Ambassador Shen seemed more than happy to reveal that through the programme over 2,000 projects had been completed, creating more than 20,000 jobs in the process, all in an effort to enhance the infrastructure of various communities all over the island.
“The works, such as flood mitigation, drainage, soil stabilization facility, pedestrian footpaths and community access roads are aiming to build a sustainable and comfortable living environment for Saint Lucians,” he said.
“I believe that through our joint efforts in this meaningful programme, it will continue to enhance the safety environment for the local residents and bring benefits to the communities. In conclusion, I want to reiterate that Taiwan will always work together with the Saint Lucia government for making a better life for the people of Saint Lucia.”
The Prime Minister was humble in his response to Shen, saying it was difficult to put in words how meaningful the CDP has been for St. Lucia: “One does not have to travel too far to see the amount of footpaths, the drainage programmes and the roads, and to see the overall impact of the project.

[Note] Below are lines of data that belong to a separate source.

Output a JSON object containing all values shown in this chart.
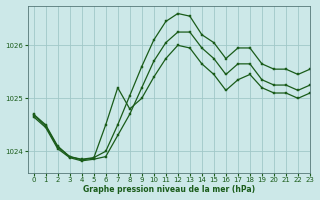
{
  "title": "Graphe pression niveau de la mer (hPa)",
  "bg_color": "#cce8e8",
  "grid_color": "#a0c8c8",
  "line_color": "#1a5c1a",
  "xlim": [
    -0.5,
    23
  ],
  "ylim": [
    1023.6,
    1026.75
  ],
  "yticks": [
    1024,
    1025,
    1026
  ],
  "xticks": [
    0,
    1,
    2,
    3,
    4,
    5,
    6,
    7,
    8,
    9,
    10,
    11,
    12,
    13,
    14,
    15,
    16,
    17,
    18,
    19,
    20,
    21,
    22,
    23
  ],
  "line1_x": [
    0,
    1,
    2,
    3,
    4,
    5,
    6,
    7,
    8,
    9,
    10,
    11,
    12,
    13,
    14,
    15,
    16,
    17,
    18,
    19,
    20,
    21,
    22,
    23
  ],
  "line1_y": [
    1024.7,
    1024.5,
    1024.1,
    1023.9,
    1023.85,
    1023.88,
    1024.0,
    1024.5,
    1025.05,
    1025.6,
    1026.1,
    1026.45,
    1026.6,
    1026.55,
    1026.2,
    1026.05,
    1025.75,
    1025.95,
    1025.95,
    1025.65,
    1025.55,
    1025.55,
    1025.45,
    1025.55
  ],
  "line2_x": [
    0,
    1,
    2,
    3,
    4,
    5,
    6,
    7,
    8,
    9,
    10,
    11,
    12,
    13,
    14,
    15,
    16,
    17,
    18,
    19,
    20,
    21,
    22,
    23
  ],
  "line2_y": [
    1024.65,
    1024.45,
    1024.05,
    1023.88,
    1023.82,
    1023.85,
    1023.9,
    1024.3,
    1024.7,
    1025.2,
    1025.7,
    1026.05,
    1026.25,
    1026.25,
    1025.95,
    1025.75,
    1025.45,
    1025.65,
    1025.65,
    1025.35,
    1025.25,
    1025.25,
    1025.15,
    1025.25
  ],
  "line3_x": [
    0,
    1,
    2,
    3,
    4,
    5,
    6,
    7,
    8,
    9,
    10,
    11,
    12,
    13,
    14,
    15,
    16,
    17,
    18,
    19,
    20,
    21,
    22,
    23
  ],
  "line3_y": [
    1024.68,
    1024.48,
    1024.08,
    1023.9,
    1023.84,
    1023.87,
    1024.5,
    1025.2,
    1024.8,
    1025.0,
    1025.4,
    1025.75,
    1026.0,
    1025.95,
    1025.65,
    1025.45,
    1025.15,
    1025.35,
    1025.45,
    1025.2,
    1025.1,
    1025.1,
    1025.0,
    1025.1
  ]
}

“To say it (CDP) has made a significant impact on our economy and in the well-being of St. Lucians is an understatement and I am not sure if there are sufficient words to express our gratitude to Taiwan.
“Therefore, it makes this contribution even more meaningful and we should never lose sight of the fact that Taiwan could have put that money elsewhere. We want to say how grateful we are for your continuing support in the development of St. Lucia.”
Government, Chastanet said, inherited a difficult situation, in that a lot of the funds it received in 2017 had already been allocated and government was almost playing a catch-up game. With respect to funds just received, he said they have already been allocated to pay off and finish projects that have already commenced.
“In moving forward, we are really looking at moving the entire aid package that we received from Taiwan. The days of just doing the footpaths (are over) now we need to be concentrated on improving the overall economic environment,” he said.